Universities will prepare merit lists for undergraduate (UG) admissions using the “normalised scores” and not the percentiles students attain in the Common University Entrance Test (CUET), University Grants Commission (UGC) chairperson M Jagadesh Kumar said on Friday.
The National Testing Agency (NTA) announced the results of the first university entrance test for UG admissions on Friday. The scorecards students have received have percentiles and normalised scores, creating confusion about what exactly will decide admissions.
According to NTA, a committee headed by senior professors from Indian Statistical Institution Delhi, Indian Institute of Technology (IIT) Delhi and the University of Delhi, had detailed deliberations and decided to use “equipercentile method” to give normalised scores to students appeared across the six sessions of the CUET-UG.
The agency, earlier, said that since tests in the same subject are conducted with new questions for different days, there has been a need to account for differences in difficulty across days.
Percentile scores and normalised marks differ in a key way for what they represent.
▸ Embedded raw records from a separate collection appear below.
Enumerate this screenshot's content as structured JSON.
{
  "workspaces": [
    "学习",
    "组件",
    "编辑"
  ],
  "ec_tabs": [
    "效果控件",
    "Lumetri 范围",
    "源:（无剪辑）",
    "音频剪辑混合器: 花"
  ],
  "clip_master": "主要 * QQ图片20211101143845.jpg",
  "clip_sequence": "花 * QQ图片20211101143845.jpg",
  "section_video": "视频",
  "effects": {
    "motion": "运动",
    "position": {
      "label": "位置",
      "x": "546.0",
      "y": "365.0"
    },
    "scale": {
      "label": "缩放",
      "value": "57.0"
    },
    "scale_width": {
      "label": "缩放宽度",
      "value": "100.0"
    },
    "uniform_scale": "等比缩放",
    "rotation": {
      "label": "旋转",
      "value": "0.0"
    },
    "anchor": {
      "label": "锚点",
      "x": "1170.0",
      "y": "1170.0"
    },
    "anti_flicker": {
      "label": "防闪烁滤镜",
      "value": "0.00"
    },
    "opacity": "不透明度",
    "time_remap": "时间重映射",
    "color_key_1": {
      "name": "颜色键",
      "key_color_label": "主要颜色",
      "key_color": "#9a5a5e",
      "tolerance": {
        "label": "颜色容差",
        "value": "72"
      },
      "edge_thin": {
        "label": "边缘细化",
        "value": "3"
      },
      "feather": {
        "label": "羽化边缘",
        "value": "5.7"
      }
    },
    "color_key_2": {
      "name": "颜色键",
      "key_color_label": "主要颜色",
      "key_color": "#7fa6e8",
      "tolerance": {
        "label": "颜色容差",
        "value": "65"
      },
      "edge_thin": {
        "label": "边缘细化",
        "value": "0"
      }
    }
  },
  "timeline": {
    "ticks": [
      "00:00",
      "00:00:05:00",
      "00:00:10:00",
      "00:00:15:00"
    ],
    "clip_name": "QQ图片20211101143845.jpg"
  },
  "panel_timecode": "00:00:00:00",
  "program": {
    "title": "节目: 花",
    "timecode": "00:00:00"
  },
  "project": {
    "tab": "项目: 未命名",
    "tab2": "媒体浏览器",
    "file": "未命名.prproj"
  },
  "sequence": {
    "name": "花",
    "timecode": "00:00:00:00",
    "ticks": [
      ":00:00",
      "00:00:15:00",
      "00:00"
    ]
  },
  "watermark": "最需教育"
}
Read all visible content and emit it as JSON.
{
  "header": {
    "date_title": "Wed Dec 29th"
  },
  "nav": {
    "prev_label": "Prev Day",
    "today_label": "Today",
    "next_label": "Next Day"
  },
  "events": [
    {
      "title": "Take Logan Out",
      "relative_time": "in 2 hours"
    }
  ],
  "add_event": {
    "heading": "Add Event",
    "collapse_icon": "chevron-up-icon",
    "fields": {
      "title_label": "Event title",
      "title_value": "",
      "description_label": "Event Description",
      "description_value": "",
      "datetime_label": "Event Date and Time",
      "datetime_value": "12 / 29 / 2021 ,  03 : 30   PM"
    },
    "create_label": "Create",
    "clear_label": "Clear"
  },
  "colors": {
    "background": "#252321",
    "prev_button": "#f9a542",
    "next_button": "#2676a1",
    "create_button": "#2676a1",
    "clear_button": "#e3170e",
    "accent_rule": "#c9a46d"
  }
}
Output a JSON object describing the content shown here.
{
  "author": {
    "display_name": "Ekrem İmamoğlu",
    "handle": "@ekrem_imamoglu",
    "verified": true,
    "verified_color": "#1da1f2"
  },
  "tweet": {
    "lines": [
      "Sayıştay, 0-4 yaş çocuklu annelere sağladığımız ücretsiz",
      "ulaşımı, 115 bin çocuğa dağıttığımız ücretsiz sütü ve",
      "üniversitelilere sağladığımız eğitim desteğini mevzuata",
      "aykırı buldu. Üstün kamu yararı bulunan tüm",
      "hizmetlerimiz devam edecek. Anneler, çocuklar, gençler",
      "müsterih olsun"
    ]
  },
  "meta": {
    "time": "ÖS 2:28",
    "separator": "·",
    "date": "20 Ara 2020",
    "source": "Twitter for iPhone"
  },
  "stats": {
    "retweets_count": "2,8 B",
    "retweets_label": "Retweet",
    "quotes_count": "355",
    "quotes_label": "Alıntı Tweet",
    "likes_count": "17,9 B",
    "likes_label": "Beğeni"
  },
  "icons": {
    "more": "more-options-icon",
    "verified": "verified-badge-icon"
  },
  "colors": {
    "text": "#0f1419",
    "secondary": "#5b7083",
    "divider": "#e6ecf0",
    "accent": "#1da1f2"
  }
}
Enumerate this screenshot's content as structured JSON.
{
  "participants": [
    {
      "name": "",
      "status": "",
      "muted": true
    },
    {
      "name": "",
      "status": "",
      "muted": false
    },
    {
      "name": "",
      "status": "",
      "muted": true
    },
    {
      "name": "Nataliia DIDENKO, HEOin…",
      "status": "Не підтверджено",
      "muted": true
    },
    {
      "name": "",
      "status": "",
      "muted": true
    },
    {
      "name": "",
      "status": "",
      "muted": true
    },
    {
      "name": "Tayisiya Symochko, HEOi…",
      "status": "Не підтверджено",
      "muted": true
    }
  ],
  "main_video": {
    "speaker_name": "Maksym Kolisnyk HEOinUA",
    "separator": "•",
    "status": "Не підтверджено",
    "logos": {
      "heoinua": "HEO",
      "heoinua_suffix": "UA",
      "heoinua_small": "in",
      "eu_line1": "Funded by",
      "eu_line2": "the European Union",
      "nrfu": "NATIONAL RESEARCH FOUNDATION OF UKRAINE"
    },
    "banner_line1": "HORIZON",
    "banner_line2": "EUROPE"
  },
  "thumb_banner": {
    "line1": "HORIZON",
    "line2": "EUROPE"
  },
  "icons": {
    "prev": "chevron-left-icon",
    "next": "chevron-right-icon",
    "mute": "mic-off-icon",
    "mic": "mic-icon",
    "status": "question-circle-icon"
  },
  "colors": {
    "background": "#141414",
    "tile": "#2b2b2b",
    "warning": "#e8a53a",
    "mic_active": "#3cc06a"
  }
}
A percentile is an estimation of where a student’s overall performance is relative to others that took the CUET-UG.
Normalised marks are individual subject scores that are calculated in a way that marks of a student who appeared in one session is comparable to that of another from a different session — since no two session is likely to have the same level of difficulty.
“…it is humanly impossible to have identical difficulty levels in each shift,” Kumar said, adding that someone can be in 82nd percentile with 68 marks in one session, or retain the same percentile score with just 57 marks in another.
Kumar said this is why students have varying normalised scores and percentiles. “The students do not need to worry because all universities will use only normalised scores to prepare their merit lists. That has taken care of the difference between the difficult levels across all sessions.”
Normalised marks can be “used in the same way we use the raw marks of a conventional single session examination,” the UGC boss said. Therefore, in a particular university, if the raw marks of the particular domain component has a certain weightage, it can be taken into account to create the merit lists, he added.
Judging students on the same yardstick has been a sticky challenge. The problem was previously most glaring with the Central Board of Secondary Education’s (CBSE) board examinations, where a “moderation” policy was meant to standardise scores to account for variations in evaluation as well as relative differences in difficulty levels in separate sets of questions papers.